The initial dose in infants is usually 0.02 to 0.04 mg/kg body weight of pancuronium bromide in the form of a bolus, and the maintenance dose is 0.015 to 0.02 mg/kg body weight.
Elderly patients
In elderly patients, the effect of pancuronium bromide is longer, so it may be necessary to reduce the dose.
Obese patients
In obese patients, determining the dose based on body weight may lead to overdose. Therefore, in these patients, individual response to the medicine is particularly important.
Patients with liver and kidney disorders
In patients with liver and kidney disorders, caution should be exercised when determining the dose.
After opening the ampoule with the medicine, the contents should be used immediately and the unused solution discarded.

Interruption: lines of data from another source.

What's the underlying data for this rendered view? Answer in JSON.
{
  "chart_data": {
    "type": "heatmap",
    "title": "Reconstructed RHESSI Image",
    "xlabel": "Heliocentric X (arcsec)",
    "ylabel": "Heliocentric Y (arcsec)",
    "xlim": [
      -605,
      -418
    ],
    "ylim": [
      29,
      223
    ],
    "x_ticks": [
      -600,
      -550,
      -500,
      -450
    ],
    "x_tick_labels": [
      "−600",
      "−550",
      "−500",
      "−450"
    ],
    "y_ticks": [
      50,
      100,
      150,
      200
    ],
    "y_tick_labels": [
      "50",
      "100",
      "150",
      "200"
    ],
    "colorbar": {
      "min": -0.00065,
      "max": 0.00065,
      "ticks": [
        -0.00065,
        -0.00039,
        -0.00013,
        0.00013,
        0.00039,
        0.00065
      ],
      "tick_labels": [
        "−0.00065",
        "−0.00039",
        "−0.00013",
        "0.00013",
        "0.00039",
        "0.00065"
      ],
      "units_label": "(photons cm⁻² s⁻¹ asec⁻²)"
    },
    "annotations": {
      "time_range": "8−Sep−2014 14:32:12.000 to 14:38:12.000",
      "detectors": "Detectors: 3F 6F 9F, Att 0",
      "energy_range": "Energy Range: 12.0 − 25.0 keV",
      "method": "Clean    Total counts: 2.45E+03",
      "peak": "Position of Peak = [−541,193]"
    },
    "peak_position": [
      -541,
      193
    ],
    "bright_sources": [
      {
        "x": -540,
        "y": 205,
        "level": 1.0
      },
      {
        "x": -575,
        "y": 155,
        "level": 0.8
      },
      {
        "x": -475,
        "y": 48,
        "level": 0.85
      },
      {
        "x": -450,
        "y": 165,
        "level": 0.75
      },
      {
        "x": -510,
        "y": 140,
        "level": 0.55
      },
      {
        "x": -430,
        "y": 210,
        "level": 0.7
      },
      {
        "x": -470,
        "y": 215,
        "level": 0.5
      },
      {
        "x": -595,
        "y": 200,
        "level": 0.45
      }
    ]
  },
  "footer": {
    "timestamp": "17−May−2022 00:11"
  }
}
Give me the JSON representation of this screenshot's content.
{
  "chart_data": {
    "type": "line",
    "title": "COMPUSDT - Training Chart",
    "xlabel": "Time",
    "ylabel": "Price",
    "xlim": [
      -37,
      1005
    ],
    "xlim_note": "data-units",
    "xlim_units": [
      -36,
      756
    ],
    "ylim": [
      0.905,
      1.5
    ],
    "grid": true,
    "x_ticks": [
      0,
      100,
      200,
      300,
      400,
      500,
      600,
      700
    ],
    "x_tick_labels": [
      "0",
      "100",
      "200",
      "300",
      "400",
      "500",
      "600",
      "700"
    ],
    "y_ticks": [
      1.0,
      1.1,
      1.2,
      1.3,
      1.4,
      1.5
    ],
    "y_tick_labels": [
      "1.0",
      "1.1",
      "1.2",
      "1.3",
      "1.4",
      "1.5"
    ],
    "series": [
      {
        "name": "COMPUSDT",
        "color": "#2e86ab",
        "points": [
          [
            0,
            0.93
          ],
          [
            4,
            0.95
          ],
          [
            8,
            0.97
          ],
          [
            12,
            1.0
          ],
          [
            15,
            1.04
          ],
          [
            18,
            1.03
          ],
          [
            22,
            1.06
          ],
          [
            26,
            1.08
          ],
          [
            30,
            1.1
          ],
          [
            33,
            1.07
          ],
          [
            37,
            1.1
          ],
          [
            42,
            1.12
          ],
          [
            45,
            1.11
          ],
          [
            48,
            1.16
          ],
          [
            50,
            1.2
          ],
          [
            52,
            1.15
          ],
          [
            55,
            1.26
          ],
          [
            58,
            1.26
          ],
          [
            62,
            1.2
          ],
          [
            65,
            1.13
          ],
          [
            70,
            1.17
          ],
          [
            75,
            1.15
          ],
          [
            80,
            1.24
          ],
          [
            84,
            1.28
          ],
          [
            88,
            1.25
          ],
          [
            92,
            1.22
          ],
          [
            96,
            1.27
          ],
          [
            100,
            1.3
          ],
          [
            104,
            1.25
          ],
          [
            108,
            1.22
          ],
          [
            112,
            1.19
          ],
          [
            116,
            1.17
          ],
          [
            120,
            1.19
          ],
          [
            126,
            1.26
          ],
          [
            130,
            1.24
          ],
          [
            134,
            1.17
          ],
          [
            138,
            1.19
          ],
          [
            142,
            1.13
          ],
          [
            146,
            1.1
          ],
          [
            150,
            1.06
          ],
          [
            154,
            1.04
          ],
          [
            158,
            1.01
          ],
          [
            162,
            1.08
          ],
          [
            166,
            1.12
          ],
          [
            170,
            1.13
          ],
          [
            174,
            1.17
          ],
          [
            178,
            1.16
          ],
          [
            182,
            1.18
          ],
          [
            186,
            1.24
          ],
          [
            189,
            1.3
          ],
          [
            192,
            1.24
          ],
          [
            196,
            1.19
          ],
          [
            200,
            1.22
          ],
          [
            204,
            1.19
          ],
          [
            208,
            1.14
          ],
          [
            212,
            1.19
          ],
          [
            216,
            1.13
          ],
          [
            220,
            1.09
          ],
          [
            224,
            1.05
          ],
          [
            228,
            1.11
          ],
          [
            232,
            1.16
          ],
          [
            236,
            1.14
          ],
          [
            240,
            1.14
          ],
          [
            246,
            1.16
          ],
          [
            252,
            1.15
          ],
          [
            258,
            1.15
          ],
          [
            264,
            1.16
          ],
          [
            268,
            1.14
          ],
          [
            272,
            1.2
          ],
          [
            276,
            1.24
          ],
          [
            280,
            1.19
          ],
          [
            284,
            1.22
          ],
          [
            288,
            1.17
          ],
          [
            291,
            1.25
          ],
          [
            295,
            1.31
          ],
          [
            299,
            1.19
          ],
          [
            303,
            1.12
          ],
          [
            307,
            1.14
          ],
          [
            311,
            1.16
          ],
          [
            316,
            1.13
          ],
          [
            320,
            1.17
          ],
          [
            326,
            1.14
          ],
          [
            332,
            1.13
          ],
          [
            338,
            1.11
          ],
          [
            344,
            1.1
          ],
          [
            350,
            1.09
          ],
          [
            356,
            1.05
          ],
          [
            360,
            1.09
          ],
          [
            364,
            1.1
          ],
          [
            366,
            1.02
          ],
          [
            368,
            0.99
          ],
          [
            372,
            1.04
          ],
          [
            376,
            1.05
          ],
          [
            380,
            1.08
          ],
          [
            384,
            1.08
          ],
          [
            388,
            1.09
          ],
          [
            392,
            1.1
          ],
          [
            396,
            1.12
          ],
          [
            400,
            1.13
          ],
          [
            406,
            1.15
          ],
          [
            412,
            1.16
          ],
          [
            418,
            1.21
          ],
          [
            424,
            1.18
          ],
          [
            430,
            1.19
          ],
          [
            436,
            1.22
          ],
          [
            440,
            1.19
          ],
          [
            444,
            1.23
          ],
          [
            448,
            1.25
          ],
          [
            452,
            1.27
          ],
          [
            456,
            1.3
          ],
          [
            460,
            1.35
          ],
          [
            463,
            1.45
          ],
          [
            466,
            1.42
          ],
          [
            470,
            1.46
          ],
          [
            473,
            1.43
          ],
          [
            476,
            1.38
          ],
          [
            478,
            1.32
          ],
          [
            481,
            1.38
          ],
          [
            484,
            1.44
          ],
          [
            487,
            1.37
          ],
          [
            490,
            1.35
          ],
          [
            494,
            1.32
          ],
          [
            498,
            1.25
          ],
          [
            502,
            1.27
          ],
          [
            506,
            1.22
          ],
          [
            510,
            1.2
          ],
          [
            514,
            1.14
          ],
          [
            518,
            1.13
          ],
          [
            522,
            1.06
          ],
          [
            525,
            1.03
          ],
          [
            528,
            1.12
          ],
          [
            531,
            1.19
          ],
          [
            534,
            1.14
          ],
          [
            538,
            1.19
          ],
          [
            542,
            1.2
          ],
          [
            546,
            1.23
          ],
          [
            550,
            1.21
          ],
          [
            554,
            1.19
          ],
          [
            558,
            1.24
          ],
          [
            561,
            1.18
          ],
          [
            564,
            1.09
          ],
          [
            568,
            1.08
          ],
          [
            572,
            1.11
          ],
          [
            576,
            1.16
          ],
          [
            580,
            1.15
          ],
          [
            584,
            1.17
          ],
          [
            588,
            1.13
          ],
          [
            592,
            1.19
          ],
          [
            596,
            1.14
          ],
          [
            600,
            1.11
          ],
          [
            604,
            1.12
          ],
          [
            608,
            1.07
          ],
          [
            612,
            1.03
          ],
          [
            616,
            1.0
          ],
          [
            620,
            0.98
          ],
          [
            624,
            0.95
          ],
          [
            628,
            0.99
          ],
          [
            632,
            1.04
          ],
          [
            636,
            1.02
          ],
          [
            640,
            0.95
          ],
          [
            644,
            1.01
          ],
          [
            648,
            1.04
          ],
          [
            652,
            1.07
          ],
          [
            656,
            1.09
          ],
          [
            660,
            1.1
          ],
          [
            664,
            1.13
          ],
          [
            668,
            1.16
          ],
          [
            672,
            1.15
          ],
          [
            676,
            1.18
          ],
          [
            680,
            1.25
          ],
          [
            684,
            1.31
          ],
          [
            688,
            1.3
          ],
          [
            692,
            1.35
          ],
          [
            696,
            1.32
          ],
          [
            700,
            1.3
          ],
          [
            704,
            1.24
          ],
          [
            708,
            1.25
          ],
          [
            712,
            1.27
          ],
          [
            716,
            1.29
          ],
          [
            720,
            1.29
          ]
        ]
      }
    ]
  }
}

Use of a higher than recommended dose of Pancuronium Jelfa

Pancuronium belongs to the group of muscle relaxants, including respiratory muscles. Therefore, any effective dose may be a lethal dose in the event of inability to intubate the patient and provide controlled ventilation.
Chronic poisoning does not occur. The main symptoms of acute poisoning caused by intravenous administration of an excessive dose of the medicine are: prolonged respiratory depression and circulatory collapse.
Initially, patients may experience: ptosis, difficulty swallowing and speaking, and then, within 2-3 minutes, paralysis of the limbs, neck, intercostal muscles, and diaphragm.
Tachycardia, arrhythmias, vasodilation with venous stasis, and significant hypotension are often observed.
Treatment includes intubation of the patient and provision of controlled ventilation until spontaneous breathing returns. Blood pressure should also be monitored.
Specific treatment includes intravenous administration of one of the following:

  • 1. 10 mg of edrophonium (1 ml of 1% solution). If necessary, this dose can be repeated up to a total dose of 30 mg;
  • 2. neostigmine methylsulfate (1 to 2 ml of 1:2000 solution) intravenously, together with 1 mg of atropine. After each administration of these agents, the cannula and vein should be flushed with a sodium chloride solution.